The most noticeable changes were in Llama and SmolLM models bringing them more in line with Super results. There wasn’t much improvement in Qwen and Phi but I could get a little bump by increasing MAX_NUM_PROMPTS in the benchmark script from 4 to 10.

Thank you for your reply @foxsquirrel1. The script I’m using is running LLMs for benchmarking performance so OpenCV should be irrelevant here. I’ll make sure to try building it with CUDA support though for my computer vision applications.
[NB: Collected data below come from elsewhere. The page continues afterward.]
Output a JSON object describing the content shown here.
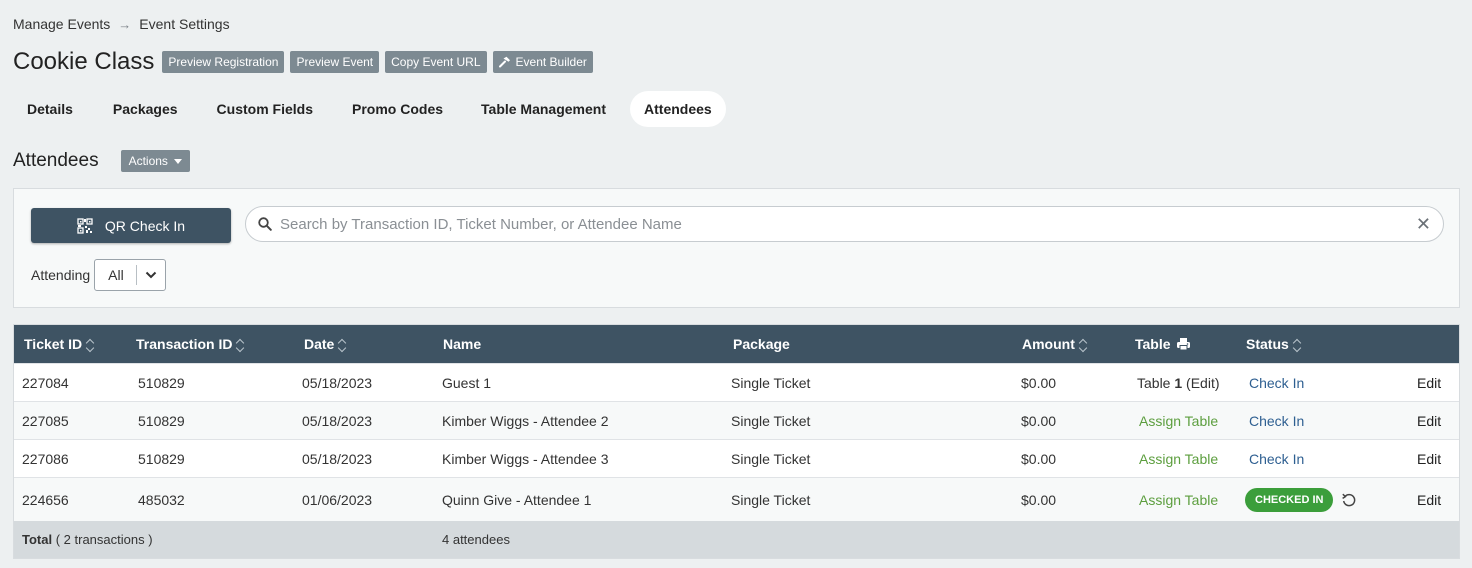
{
  "breadcrumb": {
    "parent": "Manage Events",
    "arrow": "→",
    "current": "Event Settings"
  },
  "title": "Cookie Class",
  "header_buttons": {
    "preview_registration": "Preview Registration",
    "preview_event": "Preview Event",
    "copy_event_url": "Copy Event URL",
    "event_builder": "Event Builder"
  },
  "tabs": [
    {
      "label": "Details"
    },
    {
      "label": "Packages"
    },
    {
      "label": "Custom Fields"
    },
    {
      "label": "Promo Codes"
    },
    {
      "label": "Table Management"
    },
    {
      "label": "Attendees",
      "active": true
    }
  ],
  "section": {
    "title": "Attendees",
    "actions_label": "Actions"
  },
  "qr_button": {
    "label": "QR Check In"
  },
  "search": {
    "placeholder": "Search by Transaction ID, Ticket Number, or Attendee Name",
    "value": ""
  },
  "filter": {
    "label": "Attending",
    "selected": "All"
  },
  "table": {
    "headers": {
      "ticket_id": "Ticket ID",
      "transaction_id": "Transaction ID",
      "date": "Date",
      "name": "Name",
      "package": "Package",
      "amount": "Amount",
      "table": "Table",
      "status": "Status"
    },
    "rows": [
      {
        "ticket_id": "227084",
        "transaction_id": "510829",
        "date": "05/18/2023",
        "name": "Guest 1",
        "package": "Single Ticket",
        "amount": "$0.00",
        "table_prefix": "Table ",
        "table_num": "1",
        "table_suffix": " (Edit)",
        "status": "Check In",
        "edit": "Edit"
      },
      {
        "ticket_id": "227085",
        "transaction_id": "510829",
        "date": "05/18/2023",
        "name": "Kimber Wiggs - Attendee 2",
        "package": "Single Ticket",
        "amount": "$0.00",
        "table": "Assign Table",
        "status": "Check In",
        "edit": "Edit"
      },
      {
        "ticket_id": "227086",
        "transaction_id": "510829",
        "date": "05/18/2023",
        "name": "Kimber Wiggs - Attendee 3",
        "package": "Single Ticket",
        "amount": "$0.00",
        "table": "Assign Table",
        "status": "Check In",
        "edit": "Edit"
      },
      {
        "ticket_id": "224656",
        "transaction_id": "485032",
        "date": "01/06/2023",
        "name": "Quinn Give - Attendee 1",
        "package": "Single Ticket",
        "amount": "$0.00",
        "table": "Assign Table",
        "status": "CHECKED IN",
        "edit": "Edit"
      }
    ],
    "footer": {
      "total_label": "Total",
      "total_detail": "( 2 transactions )",
      "attendees": "4 attendees"
    }
  },
  "colors": {
    "header_bg": "#3e5363",
    "page_bg": "#edf0f1",
    "grey_button": "#7d8a92",
    "green": "#5c9e3e",
    "blue_link": "#2e5f91",
    "badge_green": "#3b9e3b"
  },
  "icons": [
    "arrow-right-icon",
    "hammer-icon",
    "caret-down-icon",
    "qr-code-icon",
    "search-icon",
    "close-icon",
    "chevron-down-icon",
    "sort-icon",
    "printer-icon",
    "undo-icon"
  ]
}
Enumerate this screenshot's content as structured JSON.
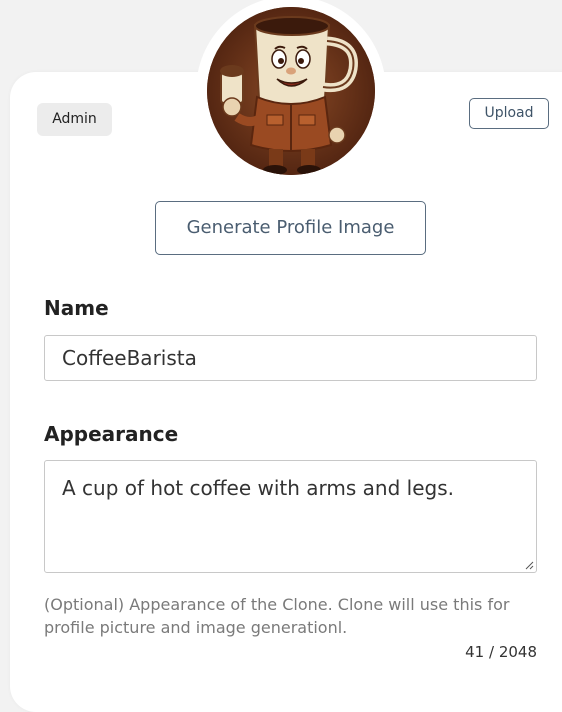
{
  "role_badge": "Admin",
  "upload_button": "Upload",
  "generate_button": "Generate Profile Image",
  "name_field": {
    "label": "Name",
    "value": "CoffeeBarista"
  },
  "appearance_field": {
    "label": "Appearance",
    "value": "A cup of hot coffee with arms and legs.",
    "help_text": "(Optional) Appearance of the Clone. Clone will use this for profile picture and image generationl.",
    "char_count": "41 / 2048"
  },
  "colors": {
    "page_background": "#f2f2f2",
    "card_background": "#ffffff",
    "button_border": "#5a6d80",
    "badge_background": "#ececec"
  }
}
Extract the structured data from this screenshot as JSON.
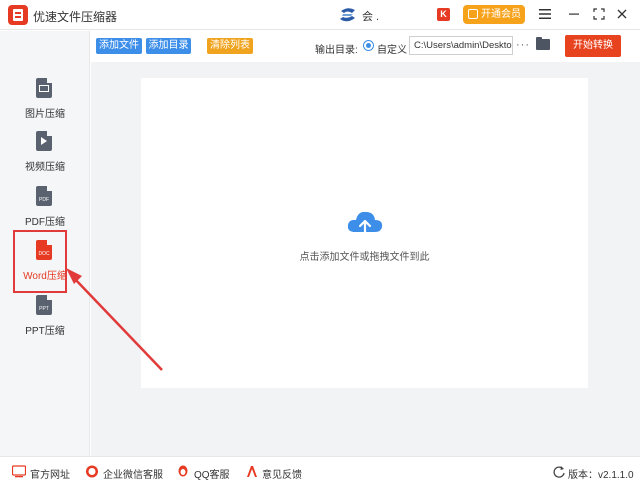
{
  "app": {
    "title": "优速文件压缩器",
    "user_name": "会 .",
    "vip_label": "开通会员"
  },
  "sidebar": {
    "items": [
      {
        "label": "图片压缩",
        "tag": ""
      },
      {
        "label": "视频压缩",
        "tag": ""
      },
      {
        "label": "PDF压缩",
        "tag": "PDF"
      },
      {
        "label": "Word压缩",
        "tag": "DOC"
      },
      {
        "label": "PPT压缩",
        "tag": "PPT"
      }
    ],
    "active_index": 3
  },
  "toolbar": {
    "add_file_label": "添加文件",
    "add_dir_label": "添加目录",
    "clear_label": "清除列表",
    "output_label": "输出目录:",
    "radio_label": "自定义",
    "output_path": "C:\\Users\\admin\\Deskto",
    "more_label": "···",
    "start_label": "开始转换"
  },
  "main": {
    "drop_hint": "点击添加文件或拖拽文件到此"
  },
  "footer": {
    "site_label": "官方网址",
    "wechat_label": "企业微信客服",
    "qq_label": "QQ客服",
    "feedback_label": "意见反馈",
    "version_label": "版本：",
    "version_value": "v2.1.1.0"
  },
  "colors": {
    "accent_red": "#e8431f",
    "accent_blue": "#3d8ee8",
    "accent_orange": "#f0a31e",
    "annotation_red": "#e03a3a"
  }
}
Thanks for letting me know @mohamed.alsalti that using jetson_clocks improved the performance - I will note it in the directions. I had not been needing it, while some others had been. Due to what you said about increasing the number of prompts, I think it helps with that.

Currently I am going back over the benchmarks to include other APIs as measured from the endpoint level (i.e. including the request over openai protocol/ect). That won’t be raw tokens/sec but will stand-in for real world usage if you are using these like microservices.

1 Like

This topic was automatically closed 14 days after the last reply. New replies are no longer allowed.